I'd say it depends upon the queries you plan on using.

If a lookup by an element is the primary use case (as in your example, finding all nodes containing 'C'), then separate nodes may be more efficient. The reason is that your query will not be a 'contains' type query, but the reverse, first matching to the child node 'C' (and your index or unique constraint will be used under the hood for a fast lookup), and then traversing the relationships from that node to all nodes associated with it. You get the relevant results without having to do extra filtering or property inspection.

An example of usage, assuming you have :Holder nodes, and :Letter nodes, with :Letter nodes having unique 'letter' properties, and each :Holder node has a :Contains relationship to some subset of :Letter nodes.

Your lookup query for getting all :Holder nodes contain 'C' would look like:

MATCH (:Letter{letter:'c'})<-[:Contains]-(h:Holder)
RETURN h

That's it. You match to the thing you want to find, then you find all the other nodes that contain it.
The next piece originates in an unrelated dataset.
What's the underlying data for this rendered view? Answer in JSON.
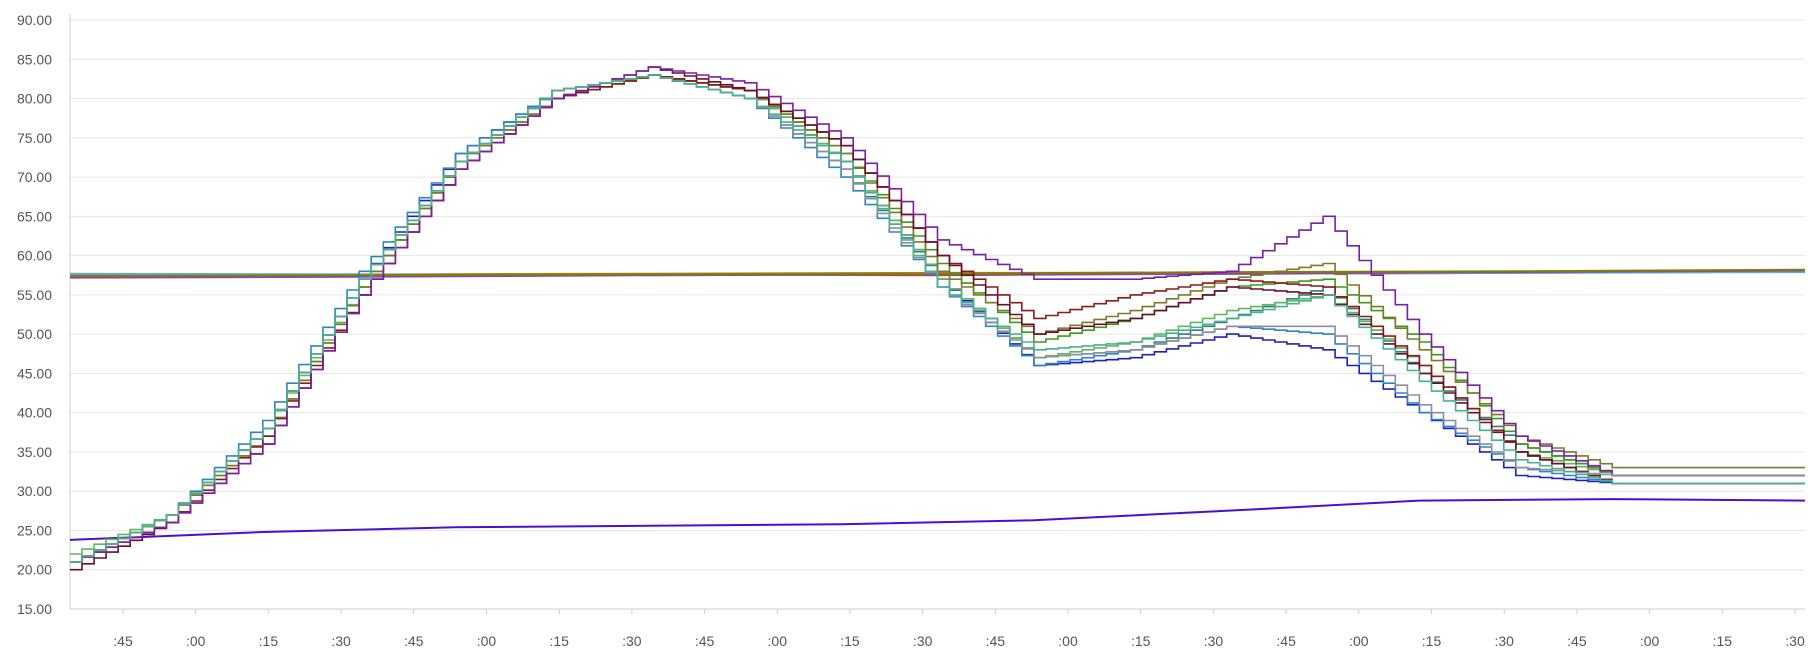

The other option, using a list within a node, especially with thousands of entries (and thousands of nodes) seems less performant to me. To my knowledge indexing does not cover elements of a collection, so you will never be able to do a fast lookup by a collection element, the db will have to inspect all elements of the collections of all nodes to find those having that element, which will only become slower as the collections grow and as the number of nodes grow.

An example of this usage, where :Holder nodes have a 'letters' collection, looks like this:

MATCH (h:Holder)
WHERE 'c' in h.letters
RETURN h

And again, this is a simple looking query, but it will be a slow one that won't be able to take advantage of indexes or other means to speed it up.

That said, the other queries you plan to make should also be brought into consideration for a final decision.

0
votes

For your use case, it should be faster to keep all the strings in the same collection in the same node, as neo4j would have to do less work.